When the series begins, and you would be hard pressed to remember this, Griffith appears to have become the King of Midland, and Guts, going by the name “The Black Swordsman” is out to get him; Caska’s whereabouts is unknown. The first episode cuts, in the last thirty seconds, to the distant past and chronicles Guts’ entry into the Band of the Hawk and the band’s subsequent rise to official status.
Dark glimpses of Griffith’s mysterious “Egg of the King” pendant give suggestion to the future that awaits.

The first episode of Berserk is likely designed to give the viewer a feel for Guts’ “bad ass” nature and the extreme violence that the series promises; it does not. The action in this episode is largely confined to Guts charging people, and the results of his violence are displayed as still images with animated blood spraying from them. This is hardly inspiring.
Repeat viewings, when one understands what is going on, might make the first episode a better prospect; as an introduction to the world of Berserk, it fails.

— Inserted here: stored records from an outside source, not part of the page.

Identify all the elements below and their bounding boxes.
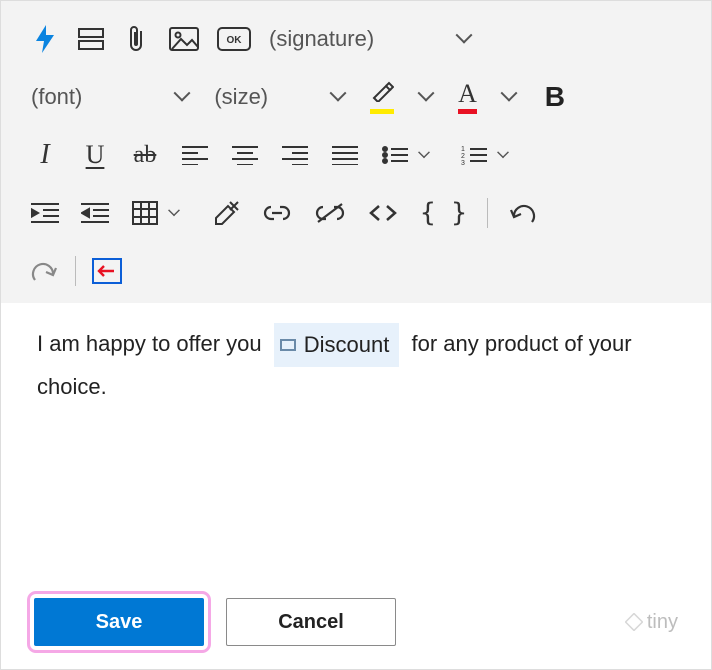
separator — [487, 198, 488, 228]
numbered-list-button[interactable]: 123 — [460, 139, 488, 171]
table-button[interactable] — [131, 197, 159, 229]
strikethrough-button[interactable]: ab — [131, 139, 159, 171]
align-justify-button[interactable] — [331, 139, 359, 171]
separator — [75, 256, 76, 286]
signature-dropdown-label[interactable]: (signature) — [269, 26, 374, 52]
font-dropdown-label[interactable]: (font) — [31, 84, 82, 110]
toolbar-row-2: (font) (size) A B — [31, 73, 681, 121]
undo-button[interactable] — [508, 197, 536, 229]
font-color-button[interactable]: A — [458, 81, 477, 114]
ok-badge-icon[interactable]: OK — [217, 23, 251, 55]
align-center-button[interactable] — [231, 139, 259, 171]
content-text-before: I am happy to offer you — [37, 331, 262, 356]
image-icon[interactable] — [169, 23, 199, 55]
align-right-button[interactable] — [281, 139, 309, 171]
align-left-button[interactable] — [181, 139, 209, 171]
size-dropdown-arrow[interactable] — [324, 81, 352, 113]
attachment-icon[interactable] — [123, 23, 151, 55]
save-button[interactable]: Save — [34, 598, 204, 646]
insert-placeholder-button[interactable] — [92, 255, 122, 287]
bullet-list-dropdown-arrow[interactable] — [410, 139, 438, 171]
numbered-list-dropdown-arrow[interactable] — [489, 139, 517, 171]
clear-formatting-button[interactable] — [210, 197, 240, 229]
indent-button[interactable] — [31, 197, 59, 229]
svg-text:2: 2 — [461, 153, 465, 160]
quick-action-icon[interactable] — [31, 23, 59, 55]
font-color-dropdown-arrow[interactable] — [495, 81, 523, 113]
highlight-button[interactable] — [370, 80, 394, 114]
table-dropdown-arrow[interactable] — [160, 197, 188, 229]
code-block-button[interactable]: { } — [420, 197, 467, 229]
bold-button[interactable]: B — [541, 81, 569, 113]
italic-button[interactable]: I — [31, 139, 59, 171]
tiny-logo: tiny — [625, 611, 678, 634]
signature-dropdown-arrow[interactable] — [450, 23, 478, 55]
underline-button[interactable]: U — [81, 139, 109, 171]
unlink-button[interactable] — [314, 197, 346, 229]
bullet-list-button[interactable] — [381, 139, 409, 171]
tiny-logo-text: tiny — [647, 611, 678, 634]
editor-toolbar: OK (signature) (font) (size) A B I U ab — [1, 1, 711, 303]
placeholder-chip-label: Discount — [304, 325, 390, 365]
font-dropdown-arrow[interactable] — [168, 81, 196, 113]
placeholder-chip-discount[interactable]: Discount — [274, 323, 400, 367]
svg-text:1: 1 — [461, 146, 465, 153]
outdent-button[interactable] — [81, 197, 109, 229]
footer-bar: Save Cancel tiny — [34, 598, 678, 646]
toolbar-row-4: { } — [31, 189, 681, 237]
highlight-dropdown-arrow[interactable] — [412, 81, 440, 113]
template-icon[interactable] — [77, 23, 105, 55]
svg-text:3: 3 — [461, 160, 465, 165]
toolbar-row-5 — [31, 247, 681, 295]
link-button[interactable] — [262, 197, 292, 229]
toolbar-row-3: I U ab 123 — [31, 131, 681, 179]
placeholder-box-icon — [280, 339, 296, 351]
editor-content[interactable]: I am happy to offer you Discount for any… — [1, 303, 711, 416]
redo-button[interactable] — [31, 255, 59, 287]
cancel-button[interactable]: Cancel — [226, 598, 396, 646]
size-dropdown-label[interactable]: (size) — [214, 84, 268, 110]
toolbar-row-1: OK (signature) — [31, 15, 681, 63]
svg-text:OK: OK — [227, 35, 243, 46]
source-code-button[interactable] — [368, 197, 398, 229]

The strength of Berserk is in its characters; there is a political undercurrent, but for once it plays in the background to the development of the tricky relationships between Guts, Caska and Griffith. The characters take the story with them, rather than the story carrying them along – at least, from the second episode onwards.
While Griffith holds them together, it seems that on the whole this is about Guts and Caska’s relationship. Caska is both jealous as a warrior and a woman; Griffith gives all of his praise and attention to Guts, and shows an interest in the princess of Midland. Caska’s past led to her being a highly strung woman in the first place,
The only real criticism that can be levelled here is the writers’ reliance on the “female warrior fails because she is on her period” device – firstly because Caska seems never to have had this problem in more than ten years of battling, and secondly because it is a contrived way to suggest that women have no place in melees and need Guts to look after them.
Around the pivot of Caska, the series is turning.

The casting is generally right on, but the Guts of three years’ before the “modern past” period of the story is not suited to Hayashi Nobutoshi’s voice; it may have worked better if there had been three different Guts actors for each stage of his development.
The highlight is Miyamura Yuko’s turn as Caska, which gives her a chance to play her usual angry self but with a dramatic edge; she is definitely nice to watch.

On the other end of the production scale, the OP and ED are laughable. From the beginning of “Tell Me Why”, the viewer is struck by the hilariously untuned instruments. Then the nonsensical lyrics kick in. There’s a certain charm to the song that means one can keep going back to it and laughing. “Waiting So Long”, on the other hand, is not actually very good at all. What does “spending my glass” even mean?
This is all a pity, because the song used for the next episode previews is excellent. “Forces” is reminiscent of the powerful music of Millennium Actress. This sort of music is very modern but manages to transcend ages; it is an inspirational battle song.

Berserk is less bleak than one might imagine; at times it has just the lightest touch of comedy while maintaining the characters’ horrific pasts. Worth watching for the characters, and because every anime fan should listen to these superlative OP and ED at least once in their career.